The Interplay between Transformation in Everyday Work Practices and IS Design and Implementation Processes
- Empirical Experiences From the Health Information Systems in Tanzania
Faraja T. Igira - PhD thesis 2008
Studies recognizing that practices always contain an element of transformation are limited, not even in the integration of work practices and systems design. To address this shortcoming this thesis focuses on exploring the interplay between transformation in everyday work practices and information systems (IS) design and implementation processes. It is an interpretive and critical study initially informed by perspectives from Cultural Historical Activity Theory (CHAT) and Developmental Work Research (DWR). It builds on four papers based on a study in two health care organizations in Tanzania Mainland and Zanzibar during the period of January 2005- January 2007. It involves a study of everyday health workers’ work practices as well as the health information systems (HIS) developmental trajectory under the Health Information Systems Programme (HISP)’s initiatives. The study is an analysis of transformation in work practices that occur without and due to the effects from the IS design and implementation process, and how they impact each other. The aim is to contribute to a firmer and broader understanding of IS design and implementation processes within health care organizations and how to improve these processes.

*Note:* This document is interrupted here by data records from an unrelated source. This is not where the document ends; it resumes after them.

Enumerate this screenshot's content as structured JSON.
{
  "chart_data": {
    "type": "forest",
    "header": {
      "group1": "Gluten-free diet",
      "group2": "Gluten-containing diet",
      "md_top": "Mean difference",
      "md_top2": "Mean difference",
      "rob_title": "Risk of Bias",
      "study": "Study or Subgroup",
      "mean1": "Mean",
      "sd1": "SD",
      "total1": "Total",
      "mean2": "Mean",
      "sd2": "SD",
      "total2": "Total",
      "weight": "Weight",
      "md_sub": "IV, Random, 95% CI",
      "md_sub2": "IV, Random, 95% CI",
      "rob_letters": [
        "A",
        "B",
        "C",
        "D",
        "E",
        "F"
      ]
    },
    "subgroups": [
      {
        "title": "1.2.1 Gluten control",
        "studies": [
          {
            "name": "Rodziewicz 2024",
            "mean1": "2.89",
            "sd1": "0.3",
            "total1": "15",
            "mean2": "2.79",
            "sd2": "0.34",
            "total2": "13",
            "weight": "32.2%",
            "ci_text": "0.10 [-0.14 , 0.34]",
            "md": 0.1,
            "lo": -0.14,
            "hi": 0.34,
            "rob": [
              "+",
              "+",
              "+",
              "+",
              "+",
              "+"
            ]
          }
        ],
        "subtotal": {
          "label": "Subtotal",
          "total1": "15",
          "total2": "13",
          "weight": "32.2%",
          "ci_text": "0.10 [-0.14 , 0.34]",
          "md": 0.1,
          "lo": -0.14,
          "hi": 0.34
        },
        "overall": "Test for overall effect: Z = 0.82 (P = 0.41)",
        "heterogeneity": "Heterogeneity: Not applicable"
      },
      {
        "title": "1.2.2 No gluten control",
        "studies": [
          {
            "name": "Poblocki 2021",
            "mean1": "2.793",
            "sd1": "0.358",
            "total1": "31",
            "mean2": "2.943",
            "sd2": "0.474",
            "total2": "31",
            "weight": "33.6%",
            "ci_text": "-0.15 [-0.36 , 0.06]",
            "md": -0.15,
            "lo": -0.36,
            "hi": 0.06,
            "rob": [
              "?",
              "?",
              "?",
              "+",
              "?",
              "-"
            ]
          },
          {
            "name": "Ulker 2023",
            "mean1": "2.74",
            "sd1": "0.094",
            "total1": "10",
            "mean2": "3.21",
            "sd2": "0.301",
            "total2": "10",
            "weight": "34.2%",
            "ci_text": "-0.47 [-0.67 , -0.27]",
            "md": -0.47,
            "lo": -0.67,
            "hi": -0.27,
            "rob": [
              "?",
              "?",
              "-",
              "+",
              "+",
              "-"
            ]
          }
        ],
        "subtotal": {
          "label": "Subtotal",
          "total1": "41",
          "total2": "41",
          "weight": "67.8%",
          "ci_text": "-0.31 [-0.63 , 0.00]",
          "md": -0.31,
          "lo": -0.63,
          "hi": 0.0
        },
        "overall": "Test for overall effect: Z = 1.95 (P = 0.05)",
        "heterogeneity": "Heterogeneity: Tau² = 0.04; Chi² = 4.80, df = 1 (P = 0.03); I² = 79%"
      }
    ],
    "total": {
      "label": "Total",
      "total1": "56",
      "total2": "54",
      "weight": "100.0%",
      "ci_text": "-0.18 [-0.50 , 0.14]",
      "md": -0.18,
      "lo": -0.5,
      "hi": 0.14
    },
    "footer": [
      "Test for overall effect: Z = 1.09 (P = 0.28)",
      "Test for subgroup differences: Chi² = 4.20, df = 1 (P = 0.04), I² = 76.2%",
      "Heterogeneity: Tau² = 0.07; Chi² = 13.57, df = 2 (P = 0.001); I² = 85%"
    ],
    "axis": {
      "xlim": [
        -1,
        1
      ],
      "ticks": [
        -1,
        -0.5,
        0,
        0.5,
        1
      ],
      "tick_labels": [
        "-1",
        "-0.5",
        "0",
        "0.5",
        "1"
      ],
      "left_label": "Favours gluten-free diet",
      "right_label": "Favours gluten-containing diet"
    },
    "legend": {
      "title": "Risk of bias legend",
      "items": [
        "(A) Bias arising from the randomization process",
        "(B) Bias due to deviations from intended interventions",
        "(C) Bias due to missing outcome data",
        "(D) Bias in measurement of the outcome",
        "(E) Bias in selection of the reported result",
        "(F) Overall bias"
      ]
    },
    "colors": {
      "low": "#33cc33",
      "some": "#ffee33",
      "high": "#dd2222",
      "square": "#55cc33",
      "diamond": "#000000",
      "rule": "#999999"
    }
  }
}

The thesis focuses on two main questions: (1) What are the tensions that characterize transformation in everyday work practices of health workers and how do these tensions influence the design and implementation of IS?, and (2) What were the significant influence on transformation of work practices during the IS design and implementation process?
Data collection was qualitative based on ethnographic methods: a combination of formal semi- structured interviews, informal interviews and discussions (during workshops and trainings), participant observation (during formal and informal interviews, workshops and trainings), and documents analysis. Data analysis was interpretive basing on my capacity to conceptualize the gathered data in relation to the research objectives and questions. Data collection and analysis were intertwined such that analysis occurred as the data was collected leading to further data collection and analysis. I initially used theoretical perspectives from CHAT as my primary analytical tool through which themes were created. However, the data collection and analysis involved openness and sensitivity to data and unexpected elements that became known as the study progressed. In this regard, I used additional theoretical perspectives from situated action, the temporal theory of agency and information infrastructure studies to complement my analysis of the empirical data in a CHAT sense.
The findings of the study are discussed into four main aspects: (1) tensions and transformation in work practices, (2) the interplay between technology materiality, context and the temporal view of human agency, (3) participation and how to participate in the IS design and implementation processes, and (4) improving HIS design and implementation processes.
The thesis draws both theoretical and practical contribution to the IS field in general and the HIS design and implementation processes in particular. The basis for the theoretical contribution is a diversity of the theoretical perspectives and their combination in analysing the empirical material. In this regard, the thesis contributes to existing activity theoretical approaches to the study of work practices in IS research by emphasizing the following: (1) situatedness of work practices as a way to understand the tensions between the needs of an individual as part of different collective activity systems, (2) considering the practical contingencies affecting action in the present, and (3) conceptualization of aspects of work practices that are taken from one activity system to another during its expansive development. Practical contributions include: (1) studying current work practices with change thinking, and (2) contextualization of participatory design approaches in non western countries. While the practical contributions are more relevant for health care settings, which are characterized by dynamics in work practices, I do see the potential of their applicability also in other settings where work practices in based on commonly shared routines and procedures involving practices that are not easily made visible.